At the end of 2019, state and local governments leased 22.6 million square feet (sf) of privately owned, corporate-grade office space in the US, according to data by JLL US Office Research, cited by Bisnow. But thanks to the shift to the hybrid model, combining office and working-from-home, governments are reducing their office footprint. And by the end of 2021, the total amount of privately owned office space that state and local governments leased dropped by nearly 10%.

And this is just the beginning. JLL estimates that over time state and local governments could shrink their office footprints 25% or 30%.

The space that becomes available in government-owned buildings due to the hybrid work model could then be filled by transferring departments that are in leased buildings to the owned buildings. In addition, space in leased buildings can be consolidated. Buildings whose leases expire can then be left to the landlord to worry about.

Many government jobs cannot be performed at home, but others can. And many employees find flexible work arrangements attractive, which makes it easier for governments to recruit and retain workers, in a historically tight labor market where many businesses are already offering flexible work arrangements in order to be competitive.

The government of California already shed 767,000 sf of office space, for an annual savings of $22 million, and over the next three years will try to dump 20% of its leased office space, for $85 million in savings, California Department of General Services Deputy Director Monica Hassan told Bisnow.

In San Francisco, 26% of the total office space was on the market for lease at the end of Q4, a catastrophically high rate, and up from the single digits in 2018, and only slightly less catastrophic than Houston (31%) and Dallas Fort Worth (28%), according to Savills.

Last year, Fort Worth, Texas, purchased the 425,000-sf office tower that had been the headquarters of Pier 1 imports which filed for bankruptcy in 2020 and was liquidated. The City paid $69.5 million for the building and figured that it would have to spend $30 million on renovations to turn it into its new City Hall.

The tower will then consolidate 16 departments that are spread over nine city-owned buildings. “We’re going to empty them and sell them for the most part,” Fort Worth Director of Property Management Steve Cooke told Bisnow. “To sit here and say that it’s going to save us 30 million bucks, I can’t do that sitting here right now,” Cooke said. “But it certainly helps.”

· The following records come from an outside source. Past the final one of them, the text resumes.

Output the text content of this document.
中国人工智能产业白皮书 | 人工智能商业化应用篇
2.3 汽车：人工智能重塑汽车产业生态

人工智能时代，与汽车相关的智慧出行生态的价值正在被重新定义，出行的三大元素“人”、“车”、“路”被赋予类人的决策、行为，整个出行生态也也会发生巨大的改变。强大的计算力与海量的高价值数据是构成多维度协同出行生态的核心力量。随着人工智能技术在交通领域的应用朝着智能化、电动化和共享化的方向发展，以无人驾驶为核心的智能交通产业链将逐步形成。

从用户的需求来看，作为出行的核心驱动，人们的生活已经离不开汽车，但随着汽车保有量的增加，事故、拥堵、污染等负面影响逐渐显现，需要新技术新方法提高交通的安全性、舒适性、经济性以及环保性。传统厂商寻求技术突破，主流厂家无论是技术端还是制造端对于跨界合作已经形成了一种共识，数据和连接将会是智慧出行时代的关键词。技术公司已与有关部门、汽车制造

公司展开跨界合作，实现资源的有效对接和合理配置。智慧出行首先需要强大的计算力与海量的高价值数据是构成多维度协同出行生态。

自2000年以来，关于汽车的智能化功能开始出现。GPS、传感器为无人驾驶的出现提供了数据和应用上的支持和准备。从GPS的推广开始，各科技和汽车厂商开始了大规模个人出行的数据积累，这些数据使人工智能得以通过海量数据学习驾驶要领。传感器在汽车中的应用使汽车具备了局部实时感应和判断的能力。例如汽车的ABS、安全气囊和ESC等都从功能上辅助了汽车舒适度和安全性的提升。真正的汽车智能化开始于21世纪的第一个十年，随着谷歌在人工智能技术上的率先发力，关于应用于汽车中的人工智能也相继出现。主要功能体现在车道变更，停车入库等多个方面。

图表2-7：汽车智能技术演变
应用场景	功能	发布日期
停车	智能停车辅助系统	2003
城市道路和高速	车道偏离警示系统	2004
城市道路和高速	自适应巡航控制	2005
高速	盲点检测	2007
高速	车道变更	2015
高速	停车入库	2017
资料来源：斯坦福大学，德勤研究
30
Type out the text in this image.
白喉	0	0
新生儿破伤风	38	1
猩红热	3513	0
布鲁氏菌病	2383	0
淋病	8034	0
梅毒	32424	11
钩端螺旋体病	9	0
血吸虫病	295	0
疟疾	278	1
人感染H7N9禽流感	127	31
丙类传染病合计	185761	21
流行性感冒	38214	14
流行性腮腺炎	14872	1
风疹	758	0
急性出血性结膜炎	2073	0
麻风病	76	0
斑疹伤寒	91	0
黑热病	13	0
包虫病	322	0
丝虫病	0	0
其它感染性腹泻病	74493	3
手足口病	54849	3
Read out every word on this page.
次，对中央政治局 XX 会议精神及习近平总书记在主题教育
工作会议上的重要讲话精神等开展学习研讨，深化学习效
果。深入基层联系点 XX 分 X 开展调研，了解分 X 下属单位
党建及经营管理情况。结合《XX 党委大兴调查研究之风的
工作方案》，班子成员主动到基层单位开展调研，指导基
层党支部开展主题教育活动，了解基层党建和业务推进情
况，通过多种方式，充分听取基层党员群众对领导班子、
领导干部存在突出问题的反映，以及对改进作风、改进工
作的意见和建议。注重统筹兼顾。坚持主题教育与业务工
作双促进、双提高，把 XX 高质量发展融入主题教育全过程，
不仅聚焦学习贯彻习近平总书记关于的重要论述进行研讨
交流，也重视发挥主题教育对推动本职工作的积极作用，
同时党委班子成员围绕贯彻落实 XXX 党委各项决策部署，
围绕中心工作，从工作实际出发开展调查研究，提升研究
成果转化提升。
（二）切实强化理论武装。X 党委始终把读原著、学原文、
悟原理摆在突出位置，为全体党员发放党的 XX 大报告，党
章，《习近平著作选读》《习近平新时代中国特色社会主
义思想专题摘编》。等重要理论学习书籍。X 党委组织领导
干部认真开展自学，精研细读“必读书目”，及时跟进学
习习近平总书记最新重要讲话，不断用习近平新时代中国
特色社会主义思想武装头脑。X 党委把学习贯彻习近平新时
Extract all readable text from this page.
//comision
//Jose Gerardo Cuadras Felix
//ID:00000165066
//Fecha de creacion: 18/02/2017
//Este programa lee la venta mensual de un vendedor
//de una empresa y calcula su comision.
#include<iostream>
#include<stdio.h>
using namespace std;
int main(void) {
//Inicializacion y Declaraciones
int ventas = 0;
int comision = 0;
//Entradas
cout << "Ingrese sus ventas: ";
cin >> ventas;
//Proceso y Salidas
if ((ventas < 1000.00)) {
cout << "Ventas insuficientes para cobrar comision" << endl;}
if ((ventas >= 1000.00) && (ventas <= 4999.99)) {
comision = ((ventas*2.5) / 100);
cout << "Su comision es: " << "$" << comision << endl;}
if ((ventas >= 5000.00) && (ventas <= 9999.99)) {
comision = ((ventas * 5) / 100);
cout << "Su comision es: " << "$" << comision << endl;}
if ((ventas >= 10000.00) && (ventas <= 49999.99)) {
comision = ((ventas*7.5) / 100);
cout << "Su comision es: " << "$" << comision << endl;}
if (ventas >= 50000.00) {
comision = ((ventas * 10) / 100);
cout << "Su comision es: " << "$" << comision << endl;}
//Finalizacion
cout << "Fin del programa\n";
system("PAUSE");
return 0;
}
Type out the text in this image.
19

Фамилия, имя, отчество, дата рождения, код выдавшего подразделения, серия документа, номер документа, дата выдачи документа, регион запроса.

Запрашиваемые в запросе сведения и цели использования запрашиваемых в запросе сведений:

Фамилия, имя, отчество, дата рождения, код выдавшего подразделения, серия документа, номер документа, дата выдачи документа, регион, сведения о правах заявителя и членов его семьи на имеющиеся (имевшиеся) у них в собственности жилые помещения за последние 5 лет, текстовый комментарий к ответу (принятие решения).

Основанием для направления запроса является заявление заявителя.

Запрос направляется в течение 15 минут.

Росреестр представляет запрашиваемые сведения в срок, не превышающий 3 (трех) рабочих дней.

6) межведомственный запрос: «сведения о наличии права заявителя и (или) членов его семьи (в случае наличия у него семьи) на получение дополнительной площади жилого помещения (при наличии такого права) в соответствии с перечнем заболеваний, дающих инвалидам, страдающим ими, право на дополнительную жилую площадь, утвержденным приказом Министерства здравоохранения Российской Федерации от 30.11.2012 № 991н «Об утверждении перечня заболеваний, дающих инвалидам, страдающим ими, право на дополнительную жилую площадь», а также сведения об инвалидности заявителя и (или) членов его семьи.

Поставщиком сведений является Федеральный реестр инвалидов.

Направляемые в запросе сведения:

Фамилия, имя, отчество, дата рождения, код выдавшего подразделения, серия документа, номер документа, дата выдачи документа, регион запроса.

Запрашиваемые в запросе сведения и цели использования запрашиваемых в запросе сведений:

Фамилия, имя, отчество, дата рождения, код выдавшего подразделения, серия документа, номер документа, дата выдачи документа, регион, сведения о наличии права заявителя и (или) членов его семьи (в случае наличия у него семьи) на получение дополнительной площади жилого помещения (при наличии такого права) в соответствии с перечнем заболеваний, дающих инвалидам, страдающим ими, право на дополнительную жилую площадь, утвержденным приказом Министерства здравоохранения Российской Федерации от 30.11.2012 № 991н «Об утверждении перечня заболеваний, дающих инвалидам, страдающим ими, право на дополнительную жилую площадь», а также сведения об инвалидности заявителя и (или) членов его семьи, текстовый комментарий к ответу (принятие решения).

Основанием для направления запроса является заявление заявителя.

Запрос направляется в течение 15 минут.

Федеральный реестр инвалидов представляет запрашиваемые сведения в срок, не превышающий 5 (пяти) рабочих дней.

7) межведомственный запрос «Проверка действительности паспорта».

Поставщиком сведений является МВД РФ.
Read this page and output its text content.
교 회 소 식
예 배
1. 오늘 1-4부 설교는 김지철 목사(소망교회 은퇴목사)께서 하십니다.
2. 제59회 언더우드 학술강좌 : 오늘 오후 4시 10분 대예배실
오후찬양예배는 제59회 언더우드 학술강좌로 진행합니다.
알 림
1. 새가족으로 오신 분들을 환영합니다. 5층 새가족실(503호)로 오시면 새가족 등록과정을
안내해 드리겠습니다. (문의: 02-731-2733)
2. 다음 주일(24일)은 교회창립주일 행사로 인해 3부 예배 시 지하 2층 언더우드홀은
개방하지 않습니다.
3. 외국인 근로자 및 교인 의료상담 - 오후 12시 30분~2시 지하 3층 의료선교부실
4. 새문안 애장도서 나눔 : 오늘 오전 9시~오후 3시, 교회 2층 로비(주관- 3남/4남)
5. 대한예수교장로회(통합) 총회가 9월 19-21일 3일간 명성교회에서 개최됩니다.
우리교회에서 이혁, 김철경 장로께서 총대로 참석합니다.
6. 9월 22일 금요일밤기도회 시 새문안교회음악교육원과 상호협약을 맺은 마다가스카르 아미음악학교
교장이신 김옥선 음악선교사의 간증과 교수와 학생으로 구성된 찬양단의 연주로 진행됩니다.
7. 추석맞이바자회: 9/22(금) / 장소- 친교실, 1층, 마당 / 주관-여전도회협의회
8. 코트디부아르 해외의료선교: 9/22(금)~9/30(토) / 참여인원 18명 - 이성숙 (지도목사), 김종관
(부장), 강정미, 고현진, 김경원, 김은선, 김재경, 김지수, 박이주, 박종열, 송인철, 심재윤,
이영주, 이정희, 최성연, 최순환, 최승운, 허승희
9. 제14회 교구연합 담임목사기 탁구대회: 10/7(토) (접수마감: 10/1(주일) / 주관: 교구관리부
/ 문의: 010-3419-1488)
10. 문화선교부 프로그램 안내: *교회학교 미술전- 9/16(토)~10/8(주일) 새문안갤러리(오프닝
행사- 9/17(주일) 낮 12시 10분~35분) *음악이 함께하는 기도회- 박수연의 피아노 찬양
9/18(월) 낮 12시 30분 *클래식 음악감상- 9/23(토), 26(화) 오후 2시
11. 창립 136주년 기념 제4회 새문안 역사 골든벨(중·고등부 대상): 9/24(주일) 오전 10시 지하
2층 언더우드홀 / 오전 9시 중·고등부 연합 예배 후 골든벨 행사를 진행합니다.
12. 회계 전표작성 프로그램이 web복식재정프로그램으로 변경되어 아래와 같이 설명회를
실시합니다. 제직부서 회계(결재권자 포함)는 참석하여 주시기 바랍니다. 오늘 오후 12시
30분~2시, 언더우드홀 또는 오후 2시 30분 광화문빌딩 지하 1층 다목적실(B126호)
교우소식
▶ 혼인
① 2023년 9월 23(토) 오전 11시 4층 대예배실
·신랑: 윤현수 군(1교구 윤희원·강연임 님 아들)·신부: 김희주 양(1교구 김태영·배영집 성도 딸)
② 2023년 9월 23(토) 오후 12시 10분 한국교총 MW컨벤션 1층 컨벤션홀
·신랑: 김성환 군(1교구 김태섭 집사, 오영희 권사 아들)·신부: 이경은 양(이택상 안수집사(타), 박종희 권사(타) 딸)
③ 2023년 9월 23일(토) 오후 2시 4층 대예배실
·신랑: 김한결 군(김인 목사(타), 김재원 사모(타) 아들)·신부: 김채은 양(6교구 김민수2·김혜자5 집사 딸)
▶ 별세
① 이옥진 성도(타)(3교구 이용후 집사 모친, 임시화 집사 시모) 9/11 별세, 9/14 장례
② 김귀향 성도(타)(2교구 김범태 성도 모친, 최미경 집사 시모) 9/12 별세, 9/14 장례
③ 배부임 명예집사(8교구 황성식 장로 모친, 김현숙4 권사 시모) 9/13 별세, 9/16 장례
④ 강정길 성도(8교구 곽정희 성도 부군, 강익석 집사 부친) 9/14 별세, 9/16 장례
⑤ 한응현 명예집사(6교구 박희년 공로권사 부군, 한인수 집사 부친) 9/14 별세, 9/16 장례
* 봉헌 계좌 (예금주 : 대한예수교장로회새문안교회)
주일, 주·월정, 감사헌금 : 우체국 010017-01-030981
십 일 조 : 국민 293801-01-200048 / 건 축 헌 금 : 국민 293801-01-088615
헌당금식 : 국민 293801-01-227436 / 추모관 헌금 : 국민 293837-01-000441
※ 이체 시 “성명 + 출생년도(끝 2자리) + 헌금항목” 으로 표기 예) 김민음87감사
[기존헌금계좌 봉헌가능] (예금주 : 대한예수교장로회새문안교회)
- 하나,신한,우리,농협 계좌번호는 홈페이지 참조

This will put even more vacant office space on the market, in an office market that is already struggling. In the Dallas-Fort Worth office market, 28% of the total office space is already on the market for lease, worse even than in San Francisco (26%), and only slightly less bad than Houston (31%).

The Georgia State Properties Commission works state agencies that occupy 12 million sf of office space, half or which is in privately owned buildings leased from landlords. Lee Nelson, GSPC’s leasing manager and assistant director of space management, told Bisnow: “It seems like just about all of [the agencies] are in some stage of figuring out the proper way for us to be organizing our in-office experience going forward.”

Many agencies have budgetary motivations to reduce leased space, he said. The Georgia Department of Education has decided to reduce its office footprint at its 150,000 sf state-owned headquarters in Downtown Atlanta by more than half, with part of the staff working from home or in remote counties. “We’ll find a state entity to backfill it,” Nelson said. Vacant space would ripple through the sector.

In Nebraska, 18 of 80 state agencies, with 13,000 employees, still use working from home or hybrid work arrangements. “We surprised ourselves with our own capability to leverage this [situation],” Nebraska Department of Administrative Services Director Jason Jackson, told Bisnow.

“The savings are real,” he said. “I think future administrations are going to be hard-pressed to say, ‘We should be spending more on office space.’”

In terms of office workers returning to the office: The numbers are still dismal. Currently, the number of workers who enter office buildings is still down by 60% from February 2020, ranging from -70% in the epicenter of working-from-home, San Francisco, to -42% in Austin, based on data from Kastle, which provides entry systems for commercial buildings.

The average office attendance in the top 10 cities is still down by about 60% from February 2020, meaning that attendance is running at 40% of where it used to be. Clearly, more workers will be returning to the office, but many of them will be returning on a flexible basis.

A year ago, a JLL survey found that 87% of state governments were rethinking their real estate strategies, and 40% said this would likely result in a reduction in office space, while the other governments were unsure what impact this rethink would have on their footprint, according to JLL’s Hunt during a November webinar, cited by Bisnow.

Older vacant office towers can be bought for cents on the dollar in the foreclosure sales that are now cropping up. For example, in Houston’s Energy Corridor, a 420,000 square-foot Class A office tower that was completed in 1983 and renovated in 2005, and was “valued” at $121 million in 2014, was sold in a foreclosure sale for $20.6 million.

It is my opinion that many of these office buildings will be repurposed into residential buildings with some retail to support the new community.  Even with the supply of office buildings likely to decrease it seems that demand will also continue to decrease bringing down asking rents perhaps making rents affordable again to the next generation of businesses.